Wehenpausen sind ganz normal, gerade bei Geburten die nachts beginnen. Euer Körper braucht zwischendrin eine Pause - und nicht nur euer Körper sondern auch ihr, zum durchatmen. Selbst eine Pause über mehrere Stunden muss keinenfalls schlimm sein. Sollte wirklich ein Geburtsstillstand vorliegen, erhaltet ihr wehenfördernde Mittel oder es werden weitere Maßnahmen getroffen. Diese obliegen Ärzten und Hebammen, die euch früh genug auf weiteres hinweisen werden. 

Setzt euch nicht unter Druck, falls möglich schlaft auch noch mal, so utopisch das klingt. Wenn der Körper wieder bei Kräften ist, kann auch die Geburt weiter gehen und sogar dann schneller vorangehen wie wenn ihr total ausgelaugt und kraftlos seid.

8. die PDA

Schmerzen bei der Geburt sind eigentlich normal. Lasst euch hier nicht von Foreneinträgen und Videos auf z.B. Facebook irritieren in denen beteuert wird dass eine Geburt auch ohne Hilfsmittel schmerzlos einhergeht. Natürlich ist das möglich, jedoch wirklich eine große Ausnahme. Jede Frau hat ein anderes Schmerzempfinden, somit muss auch jede Gebährende selbst für sich entscheiden ob schmerzlindernde Mittel zum Einsatz kommen.

Bei einer PDA bleibt ihr bei Bewusstsein, die Wehen kommen jedoch nur noch als Druck und nicht mehr als Schmerz an. Auf das Baby geht das Mittel so gut wie nicht über. Oft wird eine PDA auch dann eingesetzt, wenn ein langsamer Geburtsvorgang von statten geht, um die Durchblutung der Plazenta zu steigern, dem Baby somit mehr Sauerstoff und Kraft zu geben und um den Muttermund weicher zu machen. 

Sich eine PDA zu wünschen ist kein Zeichen von Schwäche. Die Geburt ist kein Wettkampf wer die meisten Schmerzen aushalten kann, im Gegenteil! Eine schöne Geburt, an die ihr euch auch noch gern erinnert ist etwas wundervolles. Zögert daher nicht eure Hebamme, bzw. euren Arzt darauf anzusprechen.

Dennoch gilt: In manchen Fällen ist es für eine PDA schon zu spät, gerade wenn die Presswehen schon eingesetzt haben.

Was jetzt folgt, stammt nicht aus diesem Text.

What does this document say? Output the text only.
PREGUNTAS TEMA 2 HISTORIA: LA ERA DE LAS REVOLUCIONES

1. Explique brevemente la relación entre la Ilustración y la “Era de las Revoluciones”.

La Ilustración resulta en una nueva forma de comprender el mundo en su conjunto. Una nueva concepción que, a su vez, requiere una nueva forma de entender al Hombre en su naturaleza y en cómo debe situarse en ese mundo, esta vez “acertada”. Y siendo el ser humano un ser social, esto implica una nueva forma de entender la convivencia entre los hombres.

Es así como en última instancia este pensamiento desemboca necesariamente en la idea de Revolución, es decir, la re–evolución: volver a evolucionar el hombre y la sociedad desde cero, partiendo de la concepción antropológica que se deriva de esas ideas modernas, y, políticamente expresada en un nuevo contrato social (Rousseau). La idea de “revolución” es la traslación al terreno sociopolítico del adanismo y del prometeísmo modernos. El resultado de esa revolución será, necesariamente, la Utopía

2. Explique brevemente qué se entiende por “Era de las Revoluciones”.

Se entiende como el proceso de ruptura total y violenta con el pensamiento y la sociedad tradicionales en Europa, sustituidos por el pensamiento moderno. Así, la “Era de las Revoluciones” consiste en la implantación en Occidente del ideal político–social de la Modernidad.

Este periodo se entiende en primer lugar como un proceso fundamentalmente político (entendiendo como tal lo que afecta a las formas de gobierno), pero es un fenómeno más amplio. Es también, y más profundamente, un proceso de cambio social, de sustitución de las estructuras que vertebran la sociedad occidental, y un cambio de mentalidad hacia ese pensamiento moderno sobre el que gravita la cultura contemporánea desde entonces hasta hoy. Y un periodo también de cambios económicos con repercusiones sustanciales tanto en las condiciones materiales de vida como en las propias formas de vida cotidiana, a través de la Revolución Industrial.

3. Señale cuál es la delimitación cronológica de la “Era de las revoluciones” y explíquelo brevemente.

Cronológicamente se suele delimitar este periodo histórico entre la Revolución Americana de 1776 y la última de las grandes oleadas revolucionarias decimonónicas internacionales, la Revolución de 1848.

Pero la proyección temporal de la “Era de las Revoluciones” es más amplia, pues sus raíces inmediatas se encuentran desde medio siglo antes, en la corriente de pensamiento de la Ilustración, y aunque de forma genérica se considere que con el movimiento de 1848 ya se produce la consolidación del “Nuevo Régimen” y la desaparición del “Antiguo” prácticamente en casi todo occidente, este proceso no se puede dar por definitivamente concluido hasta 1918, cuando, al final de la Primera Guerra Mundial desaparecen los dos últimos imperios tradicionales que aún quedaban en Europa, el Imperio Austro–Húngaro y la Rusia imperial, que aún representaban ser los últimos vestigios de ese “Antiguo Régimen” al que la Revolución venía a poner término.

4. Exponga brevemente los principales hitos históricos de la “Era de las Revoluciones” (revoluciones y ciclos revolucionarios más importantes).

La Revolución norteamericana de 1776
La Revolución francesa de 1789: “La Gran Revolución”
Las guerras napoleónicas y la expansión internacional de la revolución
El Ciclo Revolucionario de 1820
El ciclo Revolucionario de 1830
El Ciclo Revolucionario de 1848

Dann habt ihr euer kleines Wunder aber auch so ganz bald im Arm.

9. Ruhe gönnen

Ist euer Kind erstmal geboren wird es in eurem Leben nicht mehr so ruhig sein wie es vorher einmal war. Ihr habt gerade auch unglaubliches geleistet und Kräfte eingesetzt von denen ihr vermutlich nicht mal wusstet dass ihr diese habt. Körperlich und Psychisch. 

Der Körper und auch der Kopf müssen dies nun erstmal verarbeiten - und das nicht nur bei euch, sondern auch bei eurem gerade geborenen Kind. Nehmt euch daher Zeit und Ruhe raus, auch wenn alle anderen jetzt schon den kleinen Erdenbürger besuchen möchten. Lehnt hier vielleicht doch besser erst einmal ab. Nicht nur euch zuliebe. Euer Baby möchte vermutlich erst mal seine Mama und vielleicht auch den Papa kennenlernen bevor noch mehr fremde, neue Eindrücke/Gerüche/Stimmen usw. auf es einprasseln. 

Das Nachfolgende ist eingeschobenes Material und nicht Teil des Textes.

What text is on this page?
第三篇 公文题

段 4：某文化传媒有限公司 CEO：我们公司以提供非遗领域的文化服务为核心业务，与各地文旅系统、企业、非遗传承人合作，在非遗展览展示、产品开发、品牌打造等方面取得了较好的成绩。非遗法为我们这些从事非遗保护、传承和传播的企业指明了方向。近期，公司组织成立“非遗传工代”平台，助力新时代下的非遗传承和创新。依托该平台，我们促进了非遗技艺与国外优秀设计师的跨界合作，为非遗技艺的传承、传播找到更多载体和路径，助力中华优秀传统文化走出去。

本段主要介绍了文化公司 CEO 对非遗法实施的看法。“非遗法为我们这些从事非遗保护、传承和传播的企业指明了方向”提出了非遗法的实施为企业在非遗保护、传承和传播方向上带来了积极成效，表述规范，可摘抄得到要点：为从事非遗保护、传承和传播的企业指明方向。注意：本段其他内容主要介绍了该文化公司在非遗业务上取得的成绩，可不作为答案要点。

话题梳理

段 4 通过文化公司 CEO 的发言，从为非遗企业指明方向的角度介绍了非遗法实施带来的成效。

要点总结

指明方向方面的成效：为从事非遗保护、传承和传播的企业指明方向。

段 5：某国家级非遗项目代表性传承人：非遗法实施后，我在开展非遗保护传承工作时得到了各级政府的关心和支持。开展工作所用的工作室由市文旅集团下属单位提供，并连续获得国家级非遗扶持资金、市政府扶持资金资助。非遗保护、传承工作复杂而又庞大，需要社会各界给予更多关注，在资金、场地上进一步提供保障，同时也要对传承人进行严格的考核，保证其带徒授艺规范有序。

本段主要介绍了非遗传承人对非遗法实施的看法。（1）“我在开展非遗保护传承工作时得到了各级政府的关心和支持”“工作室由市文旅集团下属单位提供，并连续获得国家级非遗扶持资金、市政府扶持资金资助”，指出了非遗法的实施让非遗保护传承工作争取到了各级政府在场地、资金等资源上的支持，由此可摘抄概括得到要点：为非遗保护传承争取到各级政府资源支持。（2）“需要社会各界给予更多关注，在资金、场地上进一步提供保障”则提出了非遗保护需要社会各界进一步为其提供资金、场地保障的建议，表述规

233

Versucht auch, wenn möglich, so lange wie Möglich im Kreissaal zu bleiben, denn hier seit ihr noch unter euch. Hier gibt es keine Bettnachbarn, kein Besuch, keine Krankenschwestern die das Essen bringen oder ähnliches. Hier seid ihr einfach nur unter euch, nun als kleine Familie! Geniesst das solange irgendwie möglich.

10. Nachwehen lindern

Nachwehen werden oft als "schlimmer" als die Geburtswehen empfunden, denn sie führen zu keinem positiven Ausgang mehr. Euer Kind ist bereits geboren, daher sind Nachwehen in vielen Augen unsinnig und werden als nervig empfunden. Gerade bei einem Dammriss- oder schnitt können einem diese sehr zu schaffen machen. Auch sind Nachwehen beim 2./3./... Kind entsprechend stärker weil die Gebärmutter mehr Kraft braucht um sich erneut zurück zu ziehen. 

Um Nachwehen zu lindern können z.B. Arnica Globuli verabreicht werden, auch Paracetamol und Ibuprofen dürfen eingenommen werden. Bei Dammverletzungen können auch Eichenrindesitzbäder Linderung versprechen. 

Generell gilt auch hier: Alles was es euch leichter macht die Nachwehen auszuhalten, sollte auch erlaubt sein. Bei Unsicherheiten sprecht hier vorab mit eurer Hebamme, diese haben oft noch weitere kleine Tipps und Tricks parat.